In a highly anticipated interim rule change published on Wednesday in the Federal Register, the Federal Acquisition Regulation Councils determined that contracts in excess of $20 million issued to companies in the 8(a) small business development program now must include written justification and approval by a senior agency leader. The approval would then be made public.
The contracting officer's justification must include a description of the agency's needs, a determination that the contract is in the government's best interest, and verification that its costs will be fair and reasonable.
The regulatory change, which was required in the 2010 Defense Authorization bill, could have serious implications for Alaska native corporations, which, along with Indian tribes and Native Hawaiian organizations, are eligible to receive 8(a) contracts of any value. All other 8(a) participants are capped at receiving sole-source contracts of $3.5 million for services and $5.5 million for manufacturing.
Ostensibly, the rule is designed to prevent ANCs from passing most of the work on big-budget contracts through to large subcontractors.

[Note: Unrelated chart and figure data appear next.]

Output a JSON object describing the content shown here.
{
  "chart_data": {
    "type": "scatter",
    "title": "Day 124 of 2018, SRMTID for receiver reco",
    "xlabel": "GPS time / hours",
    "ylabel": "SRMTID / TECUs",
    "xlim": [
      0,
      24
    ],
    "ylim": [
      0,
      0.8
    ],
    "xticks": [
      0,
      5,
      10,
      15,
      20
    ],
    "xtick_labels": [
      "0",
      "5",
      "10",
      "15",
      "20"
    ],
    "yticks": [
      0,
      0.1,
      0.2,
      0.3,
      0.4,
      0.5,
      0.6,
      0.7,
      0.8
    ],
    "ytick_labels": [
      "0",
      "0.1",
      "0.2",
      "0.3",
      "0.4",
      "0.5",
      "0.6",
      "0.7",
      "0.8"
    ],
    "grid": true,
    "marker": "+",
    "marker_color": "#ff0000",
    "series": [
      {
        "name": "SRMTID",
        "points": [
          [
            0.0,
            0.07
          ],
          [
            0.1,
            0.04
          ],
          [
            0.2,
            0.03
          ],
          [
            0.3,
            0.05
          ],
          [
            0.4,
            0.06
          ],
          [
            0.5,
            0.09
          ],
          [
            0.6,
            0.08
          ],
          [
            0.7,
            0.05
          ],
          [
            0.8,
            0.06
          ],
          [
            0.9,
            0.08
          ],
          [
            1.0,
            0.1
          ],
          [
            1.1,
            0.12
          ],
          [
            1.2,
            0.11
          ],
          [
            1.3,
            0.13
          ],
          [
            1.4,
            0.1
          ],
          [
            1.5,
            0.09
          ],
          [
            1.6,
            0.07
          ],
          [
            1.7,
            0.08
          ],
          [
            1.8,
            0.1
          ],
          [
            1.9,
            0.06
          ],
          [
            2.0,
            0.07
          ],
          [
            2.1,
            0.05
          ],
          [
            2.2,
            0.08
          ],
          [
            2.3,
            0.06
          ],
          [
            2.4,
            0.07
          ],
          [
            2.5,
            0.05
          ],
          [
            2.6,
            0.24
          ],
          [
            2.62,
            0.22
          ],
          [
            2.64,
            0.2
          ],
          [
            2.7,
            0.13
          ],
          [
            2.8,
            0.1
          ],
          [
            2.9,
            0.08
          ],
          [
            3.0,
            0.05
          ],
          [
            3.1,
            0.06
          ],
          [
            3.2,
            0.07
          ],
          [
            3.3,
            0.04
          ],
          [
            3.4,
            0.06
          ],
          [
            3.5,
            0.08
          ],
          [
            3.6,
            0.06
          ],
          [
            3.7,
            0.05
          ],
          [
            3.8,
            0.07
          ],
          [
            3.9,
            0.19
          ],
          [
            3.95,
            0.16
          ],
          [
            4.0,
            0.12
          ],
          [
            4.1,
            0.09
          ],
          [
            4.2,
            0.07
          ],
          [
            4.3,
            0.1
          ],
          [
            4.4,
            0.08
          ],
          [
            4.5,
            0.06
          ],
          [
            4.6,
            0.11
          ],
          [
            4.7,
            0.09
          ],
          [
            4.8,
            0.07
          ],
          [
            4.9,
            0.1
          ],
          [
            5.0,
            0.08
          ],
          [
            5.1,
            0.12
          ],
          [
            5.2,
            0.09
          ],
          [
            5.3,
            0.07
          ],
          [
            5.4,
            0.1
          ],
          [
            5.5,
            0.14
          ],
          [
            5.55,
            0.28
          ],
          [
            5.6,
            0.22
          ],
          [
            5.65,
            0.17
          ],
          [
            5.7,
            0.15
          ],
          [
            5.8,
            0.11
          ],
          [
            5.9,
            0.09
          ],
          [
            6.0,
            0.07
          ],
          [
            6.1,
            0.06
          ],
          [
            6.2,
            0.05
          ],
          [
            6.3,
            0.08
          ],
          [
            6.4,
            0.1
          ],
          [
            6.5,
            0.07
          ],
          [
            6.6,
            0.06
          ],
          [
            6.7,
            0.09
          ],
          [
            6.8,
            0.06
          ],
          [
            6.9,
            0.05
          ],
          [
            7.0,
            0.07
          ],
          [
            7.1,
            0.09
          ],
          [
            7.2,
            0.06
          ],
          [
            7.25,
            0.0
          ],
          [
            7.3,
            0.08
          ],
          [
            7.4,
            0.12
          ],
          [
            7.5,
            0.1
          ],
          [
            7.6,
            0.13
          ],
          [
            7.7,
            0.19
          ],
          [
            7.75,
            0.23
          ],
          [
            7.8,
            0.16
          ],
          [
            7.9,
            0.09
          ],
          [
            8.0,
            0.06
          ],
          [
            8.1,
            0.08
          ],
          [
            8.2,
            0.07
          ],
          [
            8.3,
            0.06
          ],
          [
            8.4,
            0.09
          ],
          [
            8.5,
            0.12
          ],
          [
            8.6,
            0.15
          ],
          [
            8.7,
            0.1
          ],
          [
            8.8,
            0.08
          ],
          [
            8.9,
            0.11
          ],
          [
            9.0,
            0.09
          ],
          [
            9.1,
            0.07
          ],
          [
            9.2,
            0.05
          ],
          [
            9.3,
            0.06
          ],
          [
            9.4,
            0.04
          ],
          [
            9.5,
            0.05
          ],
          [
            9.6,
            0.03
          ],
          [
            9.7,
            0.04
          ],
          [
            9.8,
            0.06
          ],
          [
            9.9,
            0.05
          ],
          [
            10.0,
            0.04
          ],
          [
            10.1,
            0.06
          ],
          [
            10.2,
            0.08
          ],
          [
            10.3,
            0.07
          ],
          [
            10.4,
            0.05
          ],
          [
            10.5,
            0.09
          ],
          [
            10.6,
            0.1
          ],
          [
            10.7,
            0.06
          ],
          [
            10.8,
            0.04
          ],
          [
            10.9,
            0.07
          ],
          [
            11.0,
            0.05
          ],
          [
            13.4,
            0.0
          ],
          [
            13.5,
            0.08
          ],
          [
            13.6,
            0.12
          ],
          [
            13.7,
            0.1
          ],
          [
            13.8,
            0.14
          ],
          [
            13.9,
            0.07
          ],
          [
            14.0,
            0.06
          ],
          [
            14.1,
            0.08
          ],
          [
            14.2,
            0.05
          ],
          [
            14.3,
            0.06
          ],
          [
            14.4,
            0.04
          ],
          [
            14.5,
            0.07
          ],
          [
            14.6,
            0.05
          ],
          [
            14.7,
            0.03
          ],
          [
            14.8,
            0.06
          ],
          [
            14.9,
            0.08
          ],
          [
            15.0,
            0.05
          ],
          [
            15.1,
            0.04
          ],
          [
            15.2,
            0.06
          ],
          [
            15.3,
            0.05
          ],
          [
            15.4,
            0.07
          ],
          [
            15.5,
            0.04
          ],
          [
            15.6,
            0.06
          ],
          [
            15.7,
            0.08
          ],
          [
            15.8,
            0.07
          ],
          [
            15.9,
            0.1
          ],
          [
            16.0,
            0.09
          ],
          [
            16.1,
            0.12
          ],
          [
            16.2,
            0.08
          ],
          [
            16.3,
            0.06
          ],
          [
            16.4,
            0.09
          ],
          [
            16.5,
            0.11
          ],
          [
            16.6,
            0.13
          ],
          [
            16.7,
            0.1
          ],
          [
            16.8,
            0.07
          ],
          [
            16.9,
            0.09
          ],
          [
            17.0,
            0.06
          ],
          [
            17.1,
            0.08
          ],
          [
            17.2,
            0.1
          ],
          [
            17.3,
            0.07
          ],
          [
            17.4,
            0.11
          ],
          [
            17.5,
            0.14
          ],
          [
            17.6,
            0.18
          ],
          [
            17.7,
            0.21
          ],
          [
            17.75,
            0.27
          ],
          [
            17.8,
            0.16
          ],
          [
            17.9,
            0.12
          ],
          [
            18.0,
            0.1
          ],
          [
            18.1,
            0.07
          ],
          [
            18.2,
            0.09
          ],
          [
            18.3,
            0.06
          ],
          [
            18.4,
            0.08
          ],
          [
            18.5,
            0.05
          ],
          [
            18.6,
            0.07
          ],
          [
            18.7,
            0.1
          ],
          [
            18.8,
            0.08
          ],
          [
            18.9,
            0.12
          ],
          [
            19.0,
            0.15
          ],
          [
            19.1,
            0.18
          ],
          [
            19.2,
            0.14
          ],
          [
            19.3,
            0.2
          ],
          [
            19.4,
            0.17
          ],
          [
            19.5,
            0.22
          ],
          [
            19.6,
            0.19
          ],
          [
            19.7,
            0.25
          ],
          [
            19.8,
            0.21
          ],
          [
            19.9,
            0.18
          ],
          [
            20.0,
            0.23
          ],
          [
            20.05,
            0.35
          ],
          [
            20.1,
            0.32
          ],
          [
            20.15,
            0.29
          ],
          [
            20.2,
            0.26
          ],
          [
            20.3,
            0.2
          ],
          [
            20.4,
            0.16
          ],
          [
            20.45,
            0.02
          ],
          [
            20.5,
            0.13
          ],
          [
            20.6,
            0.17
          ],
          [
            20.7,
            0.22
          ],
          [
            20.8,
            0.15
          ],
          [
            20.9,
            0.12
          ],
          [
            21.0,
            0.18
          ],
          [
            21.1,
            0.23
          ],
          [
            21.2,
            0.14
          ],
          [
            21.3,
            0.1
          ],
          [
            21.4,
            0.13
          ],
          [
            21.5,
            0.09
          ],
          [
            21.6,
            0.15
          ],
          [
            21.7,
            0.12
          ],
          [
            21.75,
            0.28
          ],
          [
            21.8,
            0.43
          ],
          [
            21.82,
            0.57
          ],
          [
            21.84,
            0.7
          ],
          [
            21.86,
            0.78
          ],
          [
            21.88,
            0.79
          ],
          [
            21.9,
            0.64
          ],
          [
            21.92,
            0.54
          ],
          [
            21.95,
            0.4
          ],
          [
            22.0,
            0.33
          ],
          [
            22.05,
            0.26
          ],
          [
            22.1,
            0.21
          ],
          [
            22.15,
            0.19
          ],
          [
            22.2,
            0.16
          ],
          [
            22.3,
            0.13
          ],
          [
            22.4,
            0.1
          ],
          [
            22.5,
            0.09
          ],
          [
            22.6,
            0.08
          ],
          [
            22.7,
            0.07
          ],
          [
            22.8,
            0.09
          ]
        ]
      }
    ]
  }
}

While the new provision technically refers to all 8(a) contractors, Obama administration officials concede the rule affects tribes, ANCs and NHOs most directly.
Echoing concerns raised by tribal groups in meetings with the FAR Councils last year, the rule change noted the regulation should not be viewed as a ceiling or a cap on the size of sole-source awards. But according to the council, other 8(a) firms are likely to benefit from the change.
"The rule may indirectly benefit the 9,165 currently certified section 8(a) firms by improving their likelihood of a contract award through increased competition," the notice stated.
Separately, the councils also issued new regulatory guidance on the proper use and management of cost-reimbursement, time-and-material, and labor-hour contracts.
Among the most significant changes, contracting officer representatives now must be designated to oversee all contracts and orders other than those that are firm fixed-price. The contracting officer also must determine the continuing adequacy of the vendor's accounting system during the entire period of contract performance. And, each contract file should include documentation indicating why the particular contract type was selected.
The FAR Councils on Wednesday published several other interim rules changes.
One officially establishes parity among each of the small business socioeconomic subcategories. The priority among each of the categories was thrown into turmoil in 2009 when the Government Accountability Office, and, later, the U.S. Court of Federal Claims, determined that a decades-old statute mandated that Historically Underutilized Business Zone contractors were at the top of the procurement pecking order.
The 2010 Small Business Jobs Act re-established parity among small businesses operating in a HUBZone, or owned by an 8(a), service-disabled veteran or women-owned small business contractors;
A second mandates enhanced competition for orders placed under multiple-award contracts, including the General Services Administration's Federal Supply Schedules.
For orders above the simplified acquisition threshold of $150,000, agencies must inform all other qualified vendors of their intentions to issue an award and provide them a fair opportunity to submit offers. When such notice is not provided, the agency must obtain offers by at least three vendors and submit in writing that no other qualified contractors were identified.
The councils are accepting public comments on each of the proposed rule changes through May 16. Comments can be submitted through Regulations.gov, or mailed to the General Services Administration, Regulatory Secretariat; attention Hada Flowers, 1275 First Street N.E., 7th Floor, Washington, D.C., 20417.